Ha ragione chi dice che oggi non possiamo contare ancora su una contrattazione di secondo livello maggioritaria, per quanto il nostro osservatorio ci dice che la popolazione lavorativa (è questo il parametro da utilizzare e non il numero di imprese) coperta dalla stessa sia oggi almeno attorno al 40% della forza lavoro nel settore privato, soprattutto se conteggiamo anche i risultati della contrattazione territoriale di secondo livello che in settori come l’artigianato, l’edilizia, l’agricoltura è rimasta ad un discreto grado di diffusione nonostante la crisi.
Ma il punto è proprio questo. E’ illusorio pensare ad una contrattazione esclusivamente di carattere aziendale, data la struttura di impresa del paese a forte diffusione di Pmi e microaziende; serve invece riformare le relazioni per diffondere e moltiplicare una contrattazione settoriale a base territoriale che offra un set di aumenti salariali legati a parametri specifici, anche su base aziendale. Dobbiamo puntare a rendere normale e diffusa una contrattazione territoriale che non punti solo a soluzioni mediane ma che permetta ad ogni realtà aziendale di perseguire, misurare e riconoscere ai lavoratori miglioramenti coerenti e tangibili. Sono i territori il nuovo baricentro della crescita delle economie e dei salari.
Ma se parliamo di contrattazione innovativa il sindacato tutto deve riflettere, confrontare ed elaborare nuove piste di contrattazione salariale. Non possiamo pensare, in parole più chiare, che il futuro dei salari contrattati ruoti da un lato attorno al solo adeguamento all’inflazione dei minimi nazionali e dall’altro ai soli premi di risultato interamente variabili.
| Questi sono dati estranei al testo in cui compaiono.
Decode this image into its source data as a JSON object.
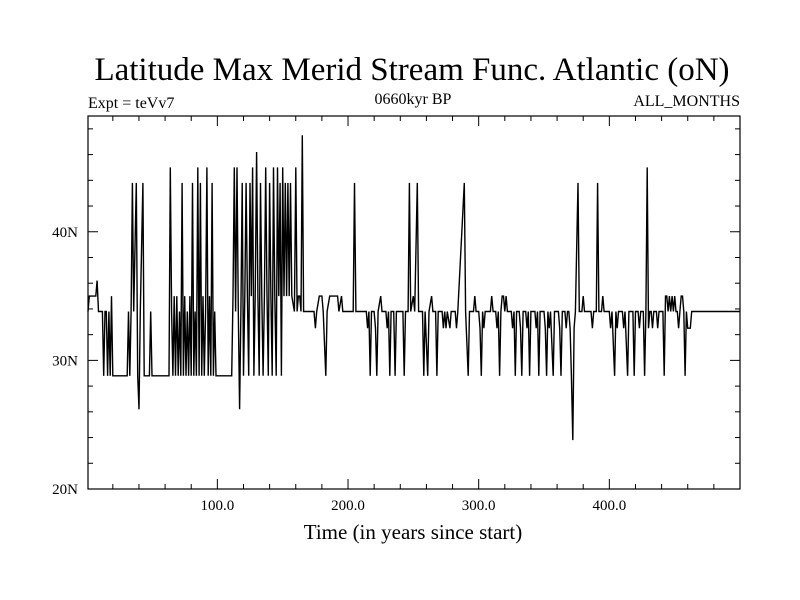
{
  "chart_data": {
    "type": "line",
    "title": "Latitude Max Merid Stream Func. Atlantic (oN)",
    "subtitle_left": "Expt = teVv7",
    "subtitle_center": "0660kyr BP",
    "subtitle_right": "ALL_MONTHS",
    "xlabel": "Time (in years since start)",
    "ylabel": "",
    "xlim": [
      1,
      500
    ],
    "ylim": [
      20,
      49
    ],
    "x_ticks": [
      100,
      200,
      300,
      400
    ],
    "x_tick_labels": [
      "100.0",
      "200.0",
      "300.0",
      "400.0"
    ],
    "y_ticks": [
      20,
      30,
      40
    ],
    "y_tick_labels": [
      "20N",
      "30N",
      "40N"
    ],
    "grid": false,
    "series": [
      {
        "color": "#000000",
        "points": [
          [
            1,
            33.8
          ],
          [
            2,
            35
          ],
          [
            7,
            35
          ],
          [
            8,
            36.2
          ],
          [
            9,
            33.8
          ],
          [
            12,
            33.8
          ],
          [
            13,
            28.8
          ],
          [
            14,
            33.8
          ],
          [
            15,
            33.8
          ],
          [
            16,
            28.8
          ],
          [
            17,
            33.8
          ],
          [
            18,
            28.8
          ],
          [
            19,
            35
          ],
          [
            20,
            28.8
          ],
          [
            31,
            28.8
          ],
          [
            32,
            33.8
          ],
          [
            33,
            28.8
          ],
          [
            34,
            33.8
          ],
          [
            35,
            43.8
          ],
          [
            36,
            33.8
          ],
          [
            38,
            43.8
          ],
          [
            39,
            28.8
          ],
          [
            40,
            26.2
          ],
          [
            41,
            33.8
          ],
          [
            43,
            43.8
          ],
          [
            44,
            28.8
          ],
          [
            46,
            28.8
          ],
          [
            48,
            28.8
          ],
          [
            49,
            33.8
          ],
          [
            50,
            28.8
          ],
          [
            63,
            28.8
          ],
          [
            64,
            45
          ],
          [
            65,
            33.8
          ],
          [
            66,
            28.8
          ],
          [
            67,
            35
          ],
          [
            68,
            28.8
          ],
          [
            69,
            35
          ],
          [
            70,
            28.8
          ],
          [
            71,
            33.8
          ],
          [
            72,
            28.8
          ],
          [
            73,
            43.8
          ],
          [
            74,
            28.8
          ],
          [
            75,
            35
          ],
          [
            76,
            28.8
          ],
          [
            77,
            33.8
          ],
          [
            78,
            28.8
          ],
          [
            79,
            35
          ],
          [
            80,
            28.8
          ],
          [
            81,
            43.8
          ],
          [
            82,
            28.8
          ],
          [
            83,
            33.8
          ],
          [
            84,
            28.8
          ],
          [
            85,
            45
          ],
          [
            86,
            28.8
          ],
          [
            87,
            43.8
          ],
          [
            88,
            28.8
          ],
          [
            89,
            35
          ],
          [
            90,
            28.8
          ],
          [
            91,
            33.8
          ],
          [
            92,
            45
          ],
          [
            93,
            28.8
          ],
          [
            94,
            35
          ],
          [
            95,
            28.8
          ],
          [
            96,
            43.8
          ],
          [
            97,
            28.8
          ],
          [
            98,
            33.8
          ],
          [
            99,
            28.8
          ],
          [
            100,
            28.8
          ],
          [
            111,
            28.8
          ],
          [
            112,
            35
          ],
          [
            113,
            45
          ],
          [
            114,
            33.8
          ],
          [
            115,
            45
          ],
          [
            116,
            33.8
          ],
          [
            117,
            26.2
          ],
          [
            118,
            33.8
          ],
          [
            119,
            43.8
          ],
          [
            120,
            28.8
          ],
          [
            121,
            35
          ],
          [
            122,
            43.8
          ],
          [
            123,
            35
          ],
          [
            124,
            28.8
          ],
          [
            125,
            43.8
          ],
          [
            126,
            35
          ],
          [
            127,
            45
          ],
          [
            128,
            28.8
          ],
          [
            129,
            35
          ],
          [
            130,
            46.2
          ],
          [
            131,
            35
          ],
          [
            132,
            28.8
          ],
          [
            133,
            43.8
          ],
          [
            134,
            35
          ],
          [
            135,
            28.8
          ],
          [
            136,
            35
          ],
          [
            137,
            45
          ],
          [
            138,
            35
          ],
          [
            139,
            28.8
          ],
          [
            140,
            43.8
          ],
          [
            141,
            35
          ],
          [
            142,
            28.8
          ],
          [
            143,
            45
          ],
          [
            144,
            35
          ],
          [
            145,
            28.8
          ],
          [
            146,
            45
          ],
          [
            147,
            35
          ],
          [
            148,
            43.8
          ],
          [
            149,
            28.8
          ],
          [
            150,
            45
          ],
          [
            151,
            35
          ],
          [
            152,
            43.8
          ],
          [
            153,
            35
          ],
          [
            154,
            43.8
          ],
          [
            155,
            35
          ],
          [
            156,
            43.8
          ],
          [
            157,
            35
          ],
          [
            159,
            33.8
          ],
          [
            160,
            45
          ],
          [
            161,
            33.8
          ],
          [
            162,
            35
          ],
          [
            163,
            35
          ],
          [
            164,
            33.8
          ],
          [
            165,
            47.5
          ],
          [
            166,
            33.8
          ],
          [
            174,
            33.8
          ],
          [
            175,
            32.5
          ],
          [
            176,
            33.8
          ],
          [
            178,
            35
          ],
          [
            180,
            35
          ],
          [
            181,
            33.8
          ],
          [
            183,
            28.8
          ],
          [
            184,
            33.8
          ],
          [
            186,
            35
          ],
          [
            192,
            35
          ],
          [
            193,
            33.8
          ],
          [
            195,
            35
          ],
          [
            196,
            33.8
          ],
          [
            203,
            33.8
          ],
          [
            204,
            33.8
          ],
          [
            205,
            43.8
          ],
          [
            206,
            33.8
          ],
          [
            208,
            33.8
          ],
          [
            209,
            33.8
          ],
          [
            214,
            33.8
          ],
          [
            215,
            32.5
          ],
          [
            216,
            33.8
          ],
          [
            217,
            28.8
          ],
          [
            218,
            33.8
          ],
          [
            220,
            33.8
          ],
          [
            221,
            32.5
          ],
          [
            222,
            28.8
          ],
          [
            223,
            33.8
          ],
          [
            225,
            35
          ],
          [
            226,
            33.8
          ],
          [
            229,
            33.8
          ],
          [
            230,
            32.5
          ],
          [
            231,
            33.8
          ],
          [
            232,
            28.8
          ],
          [
            233,
            33.8
          ],
          [
            235,
            33.8
          ],
          [
            236,
            28.8
          ],
          [
            237,
            33.8
          ],
          [
            242,
            33.8
          ],
          [
            243,
            28.8
          ],
          [
            244,
            33.8
          ],
          [
            246,
            33.8
          ],
          [
            247,
            43.8
          ],
          [
            248,
            33.8
          ],
          [
            250,
            35
          ],
          [
            251,
            33.8
          ],
          [
            253,
            43.8
          ],
          [
            254,
            33.8
          ],
          [
            257,
            33.8
          ],
          [
            258,
            28.8
          ],
          [
            259,
            33.8
          ],
          [
            261,
            28.8
          ],
          [
            262,
            33.8
          ],
          [
            264,
            35
          ],
          [
            265,
            33.8
          ],
          [
            267,
            33.8
          ],
          [
            268,
            28.8
          ],
          [
            269,
            33.8
          ],
          [
            272,
            33.8
          ],
          [
            273,
            32.5
          ],
          [
            274,
            33.8
          ],
          [
            275,
            32.5
          ],
          [
            276,
            33.8
          ],
          [
            278,
            32.5
          ],
          [
            279,
            33.8
          ],
          [
            282,
            33.8
          ],
          [
            283,
            32.5
          ],
          [
            284,
            33.8
          ],
          [
            289,
            43.8
          ],
          [
            290,
            33.8
          ],
          [
            292,
            28.8
          ],
          [
            293,
            33.8
          ],
          [
            296,
            33.8
          ],
          [
            297,
            35
          ],
          [
            298,
            33.8
          ],
          [
            300,
            33.8
          ],
          [
            301,
            32.5
          ],
          [
            302,
            28.8
          ],
          [
            303,
            33.8
          ],
          [
            304,
            32.5
          ],
          [
            305,
            33.8
          ],
          [
            309,
            33.8
          ],
          [
            310,
            35
          ],
          [
            311,
            33.8
          ],
          [
            313,
            33.8
          ],
          [
            314,
            32.5
          ],
          [
            315,
            33.8
          ],
          [
            316,
            28.8
          ],
          [
            317,
            33.8
          ],
          [
            318,
            35
          ],
          [
            319,
            35
          ],
          [
            320,
            33.8
          ],
          [
            321,
            35
          ],
          [
            322,
            33.8
          ],
          [
            325,
            33.8
          ],
          [
            326,
            32.5
          ],
          [
            327,
            33.8
          ],
          [
            328,
            28.8
          ],
          [
            329,
            33.8
          ],
          [
            331,
            33.8
          ],
          [
            332,
            32.5
          ],
          [
            333,
            28.8
          ],
          [
            334,
            33.8
          ],
          [
            336,
            33.8
          ],
          [
            337,
            32.5
          ],
          [
            338,
            33.8
          ],
          [
            339,
            28.8
          ],
          [
            340,
            33.8
          ],
          [
            343,
            33.8
          ],
          [
            344,
            32.5
          ],
          [
            345,
            33.8
          ],
          [
            346,
            28.8
          ],
          [
            347,
            33.8
          ],
          [
            350,
            33.8
          ],
          [
            351,
            32.5
          ],
          [
            352,
            28.8
          ],
          [
            353,
            33.8
          ],
          [
            354,
            32.5
          ],
          [
            355,
            33.8
          ],
          [
            357,
            28.8
          ],
          [
            358,
            33.8
          ],
          [
            361,
            33.8
          ],
          [
            362,
            32.5
          ],
          [
            363,
            28.8
          ],
          [
            364,
            33.8
          ],
          [
            366,
            33.8
          ],
          [
            367,
            32.5
          ],
          [
            368,
            33.8
          ],
          [
            369,
            33.8
          ],
          [
            370,
            32.5
          ],
          [
            371,
            28.8
          ],
          [
            372,
            23.8
          ],
          [
            373,
            32.5
          ],
          [
            374,
            33.8
          ],
          [
            376,
            43.8
          ],
          [
            377,
            33.8
          ],
          [
            379,
            33.8
          ],
          [
            380,
            35
          ],
          [
            381,
            33.8
          ],
          [
            386,
            33.8
          ],
          [
            387,
            32.5
          ],
          [
            388,
            33.8
          ],
          [
            390,
            33.8
          ],
          [
            391,
            43.8
          ],
          [
            392,
            33.8
          ],
          [
            394,
            33.8
          ],
          [
            395,
            35
          ],
          [
            396,
            33.8
          ],
          [
            400,
            33.8
          ],
          [
            401,
            32.5
          ],
          [
            402,
            33.8
          ],
          [
            404,
            28.8
          ],
          [
            405,
            33.8
          ],
          [
            406,
            32.5
          ],
          [
            407,
            33.8
          ],
          [
            410,
            33.8
          ],
          [
            411,
            32.5
          ],
          [
            412,
            33.8
          ],
          [
            414,
            28.8
          ],
          [
            415,
            33.8
          ],
          [
            418,
            33.8
          ],
          [
            419,
            28.8
          ],
          [
            420,
            33.8
          ],
          [
            422,
            33.8
          ],
          [
            423,
            32.5
          ],
          [
            424,
            33.8
          ],
          [
            426,
            33.8
          ],
          [
            427,
            28.8
          ],
          [
            428,
            33.8
          ],
          [
            429,
            45
          ],
          [
            430,
            32.5
          ],
          [
            431,
            33.8
          ],
          [
            432,
            33.8
          ],
          [
            433,
            32.5
          ],
          [
            434,
            33.8
          ],
          [
            436,
            33.8
          ],
          [
            437,
            32.5
          ],
          [
            438,
            33.8
          ],
          [
            441,
            33.8
          ],
          [
            442,
            28.8
          ],
          [
            443,
            35
          ],
          [
            444,
            35
          ],
          [
            445,
            33.8
          ],
          [
            446,
            35
          ],
          [
            447,
            33.8
          ],
          [
            448,
            35
          ],
          [
            449,
            33.8
          ],
          [
            450,
            35
          ],
          [
            451,
            33.8
          ],
          [
            452,
            33.8
          ],
          [
            453,
            32.5
          ],
          [
            454,
            33.8
          ],
          [
            455,
            35
          ],
          [
            456,
            35
          ],
          [
            457,
            33.8
          ],
          [
            458,
            28.8
          ],
          [
            459,
            33.8
          ],
          [
            460,
            32.5
          ],
          [
            461,
            32.5
          ],
          [
            462,
            32.5
          ],
          [
            463,
            33.8
          ],
          [
            466,
            33.8
          ],
          [
            467,
            33.8
          ],
          [
            500,
            33.8
          ]
        ]
      }
    ]
  }
}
La Cisl e le sue categorie sono state già da diversi anni pioniere convinte di una contrattazione salariale per obiettivi, ben prima delle giuste misure di detassazione introdotte nelle ultime 2 leggi di stabilità. Ma quando abbiamo reso variabile il 10-15% del salario annuo di un lavoratore (a questi livelli ormai sono arrivati i premi di produttività più avanzati) dove ancora vogliamo andare?
Il punto, la novità verso cui dobbiamo indirizzare la contrattazione sia nazionale che decentrata è sapere riconoscere e pagare meglio il valore del lavoro, la sua qualità, le competenze che lo compongono e le prestazioni che lo caratterizzano. Sebbene il lavoro stia subendo una sorta di polarizzazione, esso è sempre più qualificato e denso di contenuti. Le nuove tecnologie digitali e le nuove organizzazioni che avanzano piallano le gerarchie, rottamano il taylorismo e chiedono al lavoratore di curare e realizzare sempre più risultati e obiettivi qualificanti.
Il sindacato italiano ha mantenuto la capacità di contrattare, anche salarialmente, le flessibilità e le disponibilità temporali. Ha perso da troppo tempo la cura, la conoscenza e la passione per l’organizzazione del lavoro, per il riconoscimento, la misurazione e la valorizzazione delle prestazioni, tra l’altro sempre più ricche, che i lavoratori esprimono.
Non saranno, a mio avviso, riforme sempre più rinviate degli inquadramenti professionali a realizzare ciò. Occorre aprire, con il protagonismo delle categorie, un cantiere che sappia riformare la contrattazione salariale, arrivando a rivendicare il riconoscimento e la misurazione anche a livello individuale (attraverso parametri socialmente condivisi e negoziati con le controparti) delle prestazioni e dei nuovi contenuti del lavoro.
Da tempo il nostro osservatorio Ocsel ci dice che anche nella contrattazione aziendale non è più tempo di aumenti uguali per tutti. Occorre un ulteriore salto di qualità per rivendicare in modo non velleitario ma appropriato una crescita dei salari legata alla crescita del valore del lavoro. Abbiamo strumenti e idee per rilanciare in modo nuovo la contrattazione salariale e contrastare la diffusa pratica degli aumenti unilaterali, a cui non vogliamo e non dobbiamo rassegnarci.